4.2. Design and implementation of path planning module
The path planning module of this paper is based on the SBPL programming library, which is used to solve the shortest path on a 2D plane map. If only the obstacles and the known blank areas are marked in the 2D map, the different evaluation functions are not given to the known blank areas. This may make the shortest path of the path planning very close to the obstacle, and a little deviation from the robot can lead to a collision with the obstacle. Although modifying the robot radius could be used to alleviate this problem, but if the occupying radius of the robot was blindly modified to a large value, that may make robots unable to go through some reachable areas. In order to solve this problem, this paper adds a proper cost to the known empty area near the obstacles on the map, so that the path planning module can keep the distance between the path and the obstacle. The cost labeling algorithm can set the walking cost which is inversely proportional to the distance of obstacles in the range of obstacle radius , so that the path planning module can design a reasonable path to prevent collisions caused by robot walking deviation.

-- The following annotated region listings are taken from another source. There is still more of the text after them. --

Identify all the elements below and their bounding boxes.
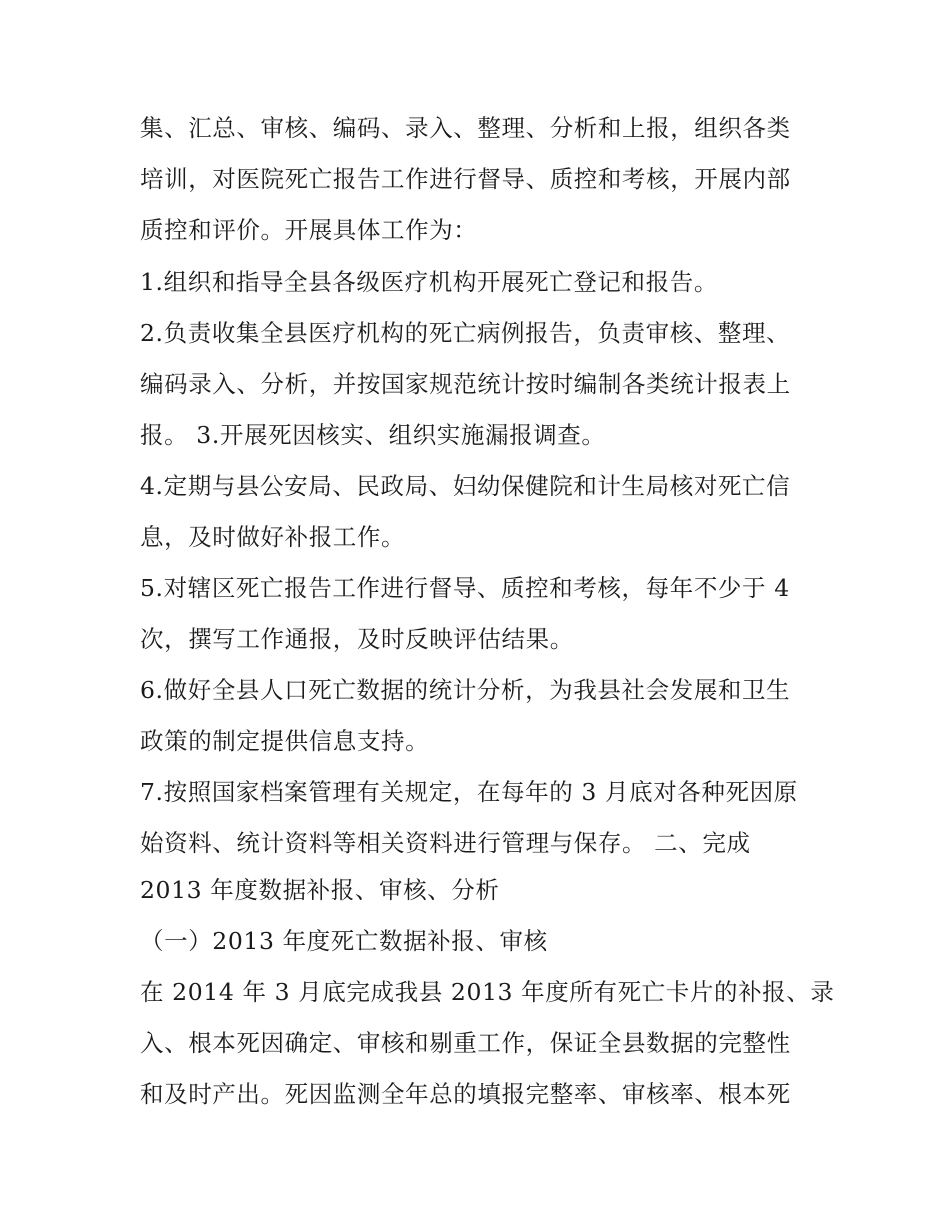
text-line: 息，及时做好补报工作。 xyxy=(140,523,406,551)
text-line: 培训，对医院死亡报告工作进行督导、质控和考核，开展内部 xyxy=(140,165,791,193)
text-line: 报。 3.开展死因核实、组织实施漏报调查。 xyxy=(140,421,606,449)
text-line: 6.做好全县人口死亡数据的统计分析，为我县社会发展和卫生 xyxy=(140,676,791,704)
text-line: （一）2013 年度死亡数据补报、审核 xyxy=(140,927,548,955)
text-line: 入、根本死因确定、审核和剔重工作，保证全县数据的完整性 xyxy=(140,1029,791,1057)
text-line: 1.组织和指导全县各级医疗机构开展死亡登记和报告。 xyxy=(140,268,718,296)
text-line: 5.对辖区死亡报告工作进行督导、质控和考核，每年不少于 4 xyxy=(140,574,790,602)
text-line: 7.按照国家档案管理有关规定，在每年的 3 月底对各种死因原 xyxy=(140,778,798,806)
text-line: 次，撰写工作通报，及时反映评估结果。 xyxy=(140,625,574,653)
text-line: 4.定期与县公安局、民政局、妇幼保健院和计生局核对死亡信 xyxy=(140,472,791,500)
text-line: 2013 年度数据补报、审核、分析 xyxy=(140,876,500,904)
text-line: 质控和评价。开展具体工作为： xyxy=(140,216,478,244)
text-line: 编码录入、分析，并按国家规范统计按时编制各类统计报表上 xyxy=(140,370,791,398)
text-line: 政策的制定提供信息支持。 xyxy=(140,727,430,755)
text-line: 始资料、统计资料等相关资料进行管理与保存。 二、完成 xyxy=(140,829,751,857)
text-line: 在 2014 年 3 月底完成我县 2013 年度所有死亡卡片的补报、录 xyxy=(140,978,835,1006)
text-line: 2.负责收集全县医疗机构的死亡病例报告，负责审核、整理、 xyxy=(140,319,791,347)
text-line: 集、汇总、审核、编码、录入、整理、分析和上报，组织各类 xyxy=(140,114,791,142)
text-line: 和及时产出。死因监测全年总的填报完整率、审核率、根本死 xyxy=(140,1080,791,1108)
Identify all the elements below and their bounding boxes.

5. Experimental implementation
The experiment adopted the Darwin OP robot designed and produced by Korea Robotics company as a hardware platform. It has 20 degrees of freedom (leg 6DOF*2, arm 3DOF*2, head 2DOF), the height is 45 cm, the weight is 2.9 kg. It also equips the SR300 RGB-D camera produced by Intel, which uses structural light to obtain depth information, and the recognition depth is from 0.2 m to 1.5 m. In the experiment, the resolution of both the depth image and the color image is 640×480, and the frame rate is 60 fps. The computing platform uses the UpBoard development board of the Aaeon Europe company,based on Intel Atom x5-Z8350, with 4GB RAM. The operating system is Ubuntu14.04, and the ROS version is ROS Indigo.
First the mapping and location module is tested, by remote control the robot to build map of a specific scene in the laboratory environment. The size of the scene is about 7 m2, and the layout is G type. The resulting point cloud map and cotomap map is shown below, the resolution of octomap is 1 cm.
Fig. 5Point cloud map and cotomap map
On this basis, the path planning module is tested. The output of the path planning module is shown below. The red arrow is the current pose of the robot obtained from the mapping and location module, the green arrow is the target point set by operator, and the red curve is the path generated by the path planning module. The path given by the path planning module avoids obstacles very well, and it can repaln the path in real time according to the robot pose. and achieve the desired effect. The path planning has achieved desired effect.
Fig. 6Experimental results of path planning
6. Conclusions
In this paper, ORB-SLAM was improved based on the characteristics of the humanoid biped robot. The preservation and reloading of the map are realized by serialization and anti serialization. The point cloud map and octomap are created and spliced on the basis of the key frame depth information and position posture, and the off-line creation function of dense point cloud map is realized. Integrate the position and posture information of the camera calculated by ORB-SLAM to the ROS, encapsulated into the PoseWithCovarianceStamped message in ROS. Using the Octomap_Server packet in ROS, the spliced Octomap is projected into a two-dimensional map, and the conversion of the 3D map to the 2D map is completed, and the know area and unknow region are marked in the 2D map. The cost function is added to the area near the map obstacle to prevent the collision between the robot and the obstacle. The boundary of the known area and the unknown area in the 2D map is calibrated, and the depth first search is carried out on the boundary, so as to complete the construction of the unknown indoor environment. All the sub modules is integrated and debugged and tested on the Darwin OP robot to evaluate its autonomous navigation mapping precision for the unknown environment.